Dougan pleaded not guilty. At trial, the prosecution called bartender James Washington, who testified that he saw “a scuffle and then Deirdre threw a haymaker that flattened Penelope.” Under cross-examination, however, Washington admitted that because of the crowd at Bleachers that night, he did not see or hear what happened between Dougan and Pilsbury until a couple of seconds before the punch.
After the completion of the state’s case, Dougan’s attorney offered a defense of self-defense. Dougan testified that she and Pilsbury had been arguing over whether the Capital City Crocodiles should fire their head coach when, according to Dougan, Pilsbury
deliberately spilled her beer on my shoes. I said “hey, whadidya do that for?” She said “piss off.” So I got right up in her face and told her to piss off. She shoved me, so I shoved her back. Then she reaches into her waistband and I see she has a gun. So I decked her.Dougan’s attorney also called Stephen Jefferson as a witness, who testified to the same version of events as Dougan. No additional evidence was offered to corroborate that Pilsbury was armed, but Myrontana law allows any adult not on probation or parole to carry a gun in any place of public accommodation.
Under Myrontana law, a defendant in a criminal case who raises a defense of self-defense has the burden of proving that defense by a preponderance of the evidence. The jury was instructed accordingly and found Dougan guilty as charged. Judge Judith Joplin, who presided over the trial, sentenced Dougan to the maximum of ten years in prison. In so doing, Judge Joplin stated: “You are not a very ladylike person. Maybe now you’ll learn your lesson and start behaving more appropriately.”
On appeal to the Myrontana appellate division, Dougan’s attorney argued that Judge Joplin’s comments at sentencing reflected gender bias in violation of the Equal Protection Clause. The appellate division held that the comments were improper but that “any error was harmless in light of the overwhelming evidence and the gravity of the offense.”

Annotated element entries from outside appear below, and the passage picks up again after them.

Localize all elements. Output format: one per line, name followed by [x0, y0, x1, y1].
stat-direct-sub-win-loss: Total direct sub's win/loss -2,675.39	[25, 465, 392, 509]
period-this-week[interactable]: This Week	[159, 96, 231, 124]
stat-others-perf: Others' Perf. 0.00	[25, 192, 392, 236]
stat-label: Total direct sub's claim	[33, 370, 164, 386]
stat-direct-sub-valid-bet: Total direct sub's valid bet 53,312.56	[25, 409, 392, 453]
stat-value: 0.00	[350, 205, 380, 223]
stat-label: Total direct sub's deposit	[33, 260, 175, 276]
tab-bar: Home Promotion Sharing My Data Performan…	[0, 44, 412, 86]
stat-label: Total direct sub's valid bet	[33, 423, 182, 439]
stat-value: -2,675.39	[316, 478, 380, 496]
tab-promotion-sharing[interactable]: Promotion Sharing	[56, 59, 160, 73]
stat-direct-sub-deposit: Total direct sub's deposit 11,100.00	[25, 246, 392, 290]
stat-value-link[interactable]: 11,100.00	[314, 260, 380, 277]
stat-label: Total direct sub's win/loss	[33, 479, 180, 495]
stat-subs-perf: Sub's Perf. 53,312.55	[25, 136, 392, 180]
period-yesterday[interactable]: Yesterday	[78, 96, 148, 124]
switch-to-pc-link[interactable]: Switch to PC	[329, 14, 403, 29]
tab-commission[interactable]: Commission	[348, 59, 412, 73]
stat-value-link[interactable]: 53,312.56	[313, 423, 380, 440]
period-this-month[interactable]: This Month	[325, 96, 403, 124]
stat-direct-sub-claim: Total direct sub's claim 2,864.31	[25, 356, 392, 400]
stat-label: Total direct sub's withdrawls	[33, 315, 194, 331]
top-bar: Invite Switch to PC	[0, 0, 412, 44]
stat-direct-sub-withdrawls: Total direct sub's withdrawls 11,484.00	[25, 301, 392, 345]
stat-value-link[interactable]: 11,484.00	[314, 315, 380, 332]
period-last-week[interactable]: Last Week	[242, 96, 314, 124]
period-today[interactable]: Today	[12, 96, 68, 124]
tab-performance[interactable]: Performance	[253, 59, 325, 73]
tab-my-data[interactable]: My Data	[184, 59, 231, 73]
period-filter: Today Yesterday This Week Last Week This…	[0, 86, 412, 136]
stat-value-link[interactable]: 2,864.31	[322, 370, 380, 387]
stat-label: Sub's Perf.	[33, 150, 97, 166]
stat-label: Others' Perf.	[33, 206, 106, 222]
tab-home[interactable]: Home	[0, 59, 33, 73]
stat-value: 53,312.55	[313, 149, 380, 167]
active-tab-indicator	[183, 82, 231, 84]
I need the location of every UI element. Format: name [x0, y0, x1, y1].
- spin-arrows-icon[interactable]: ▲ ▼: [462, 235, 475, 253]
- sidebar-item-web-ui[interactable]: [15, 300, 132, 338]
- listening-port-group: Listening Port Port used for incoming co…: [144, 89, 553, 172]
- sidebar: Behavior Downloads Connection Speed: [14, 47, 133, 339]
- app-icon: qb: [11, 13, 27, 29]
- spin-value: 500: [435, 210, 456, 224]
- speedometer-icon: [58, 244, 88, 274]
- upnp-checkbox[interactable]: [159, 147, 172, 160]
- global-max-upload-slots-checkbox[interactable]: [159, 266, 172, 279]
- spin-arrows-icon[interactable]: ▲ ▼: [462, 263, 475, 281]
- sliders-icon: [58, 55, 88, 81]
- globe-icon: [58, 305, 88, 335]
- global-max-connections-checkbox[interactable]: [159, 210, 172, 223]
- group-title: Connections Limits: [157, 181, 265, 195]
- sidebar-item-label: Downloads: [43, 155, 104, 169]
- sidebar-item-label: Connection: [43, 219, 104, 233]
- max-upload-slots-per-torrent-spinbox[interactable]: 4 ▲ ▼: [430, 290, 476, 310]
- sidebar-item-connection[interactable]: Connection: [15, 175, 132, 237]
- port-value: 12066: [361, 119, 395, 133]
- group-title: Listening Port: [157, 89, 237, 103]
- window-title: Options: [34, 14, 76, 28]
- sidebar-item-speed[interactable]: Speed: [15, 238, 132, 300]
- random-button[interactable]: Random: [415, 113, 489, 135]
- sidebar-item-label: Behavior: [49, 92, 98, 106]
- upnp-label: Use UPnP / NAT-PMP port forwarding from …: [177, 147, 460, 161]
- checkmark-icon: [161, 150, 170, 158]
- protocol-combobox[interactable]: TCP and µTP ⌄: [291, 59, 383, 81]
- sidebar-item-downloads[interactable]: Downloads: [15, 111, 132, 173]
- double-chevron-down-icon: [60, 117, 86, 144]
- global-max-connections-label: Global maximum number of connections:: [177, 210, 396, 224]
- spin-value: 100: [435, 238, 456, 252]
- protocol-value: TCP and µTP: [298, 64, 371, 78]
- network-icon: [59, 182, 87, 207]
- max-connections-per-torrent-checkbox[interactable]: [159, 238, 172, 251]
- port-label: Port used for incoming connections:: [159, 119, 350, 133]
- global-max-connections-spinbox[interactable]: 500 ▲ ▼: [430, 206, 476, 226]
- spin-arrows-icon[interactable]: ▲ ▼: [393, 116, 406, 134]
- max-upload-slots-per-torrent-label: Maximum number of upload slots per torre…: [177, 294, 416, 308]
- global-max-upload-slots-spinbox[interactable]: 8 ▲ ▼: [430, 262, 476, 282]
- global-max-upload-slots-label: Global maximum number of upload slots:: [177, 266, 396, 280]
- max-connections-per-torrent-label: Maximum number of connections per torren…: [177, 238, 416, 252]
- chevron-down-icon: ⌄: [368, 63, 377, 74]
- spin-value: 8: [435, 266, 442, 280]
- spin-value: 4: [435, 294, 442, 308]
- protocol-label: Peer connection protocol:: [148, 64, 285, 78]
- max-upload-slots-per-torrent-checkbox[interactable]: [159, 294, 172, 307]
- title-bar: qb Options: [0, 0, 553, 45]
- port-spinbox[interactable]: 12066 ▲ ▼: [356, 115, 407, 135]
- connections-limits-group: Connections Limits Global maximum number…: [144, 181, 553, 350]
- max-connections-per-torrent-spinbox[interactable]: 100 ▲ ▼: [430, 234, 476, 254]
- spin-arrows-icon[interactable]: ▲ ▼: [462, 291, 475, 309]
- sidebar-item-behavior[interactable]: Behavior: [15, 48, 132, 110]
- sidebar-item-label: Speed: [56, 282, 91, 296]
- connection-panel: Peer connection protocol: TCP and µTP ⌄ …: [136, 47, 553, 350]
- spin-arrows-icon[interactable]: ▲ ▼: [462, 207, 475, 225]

After the appellate division ruled, the US Supreme Court handed down Clermont v. New York, in which it overruled Martin v. Ohio, 480 U.S. 228 (1987).* Under Martin, a state may place the burden of proving self-defense on a defendant in a criminal case without violating the Constitution. In Clermont, Justice Gorsuch wrote for the Court that, “in light of our recognition in Heller and McDonald that the Second Amendment codifies the right to self-defense, Martin can no longer stand. A defendant who introduces prima facie evidence of self-defense, with or without a firearm, can only be convicted of a crime if the government proves the absence of self-defense beyond a reasonable doubt.”
Based on the holding in Clermont, Dougan’s attorney filed a motion for reconsideration with the appellate division. The court denied the motion. In its entirety, the court’s order stated: “Defendant failed to object to the allocation of the burden of proof before or during trial. The objection is therefore waived.”
Dougan’s attorney then sought discretionary review in the Myrontana Supreme Court. That review was denied without explanation.
You are an attorney at Blume, Johnson & Weyble, which represents Dougan, who is currently incarcerated in the state penitentiary. She wishes to challenge her conviction and sentence by bringing a habeas corpus petition in federal district court, raising the equal protection and Clermont issues. Write a memo evaluating the likelihood of success, paying particular attention to the procedural obstacles that might stand in the way.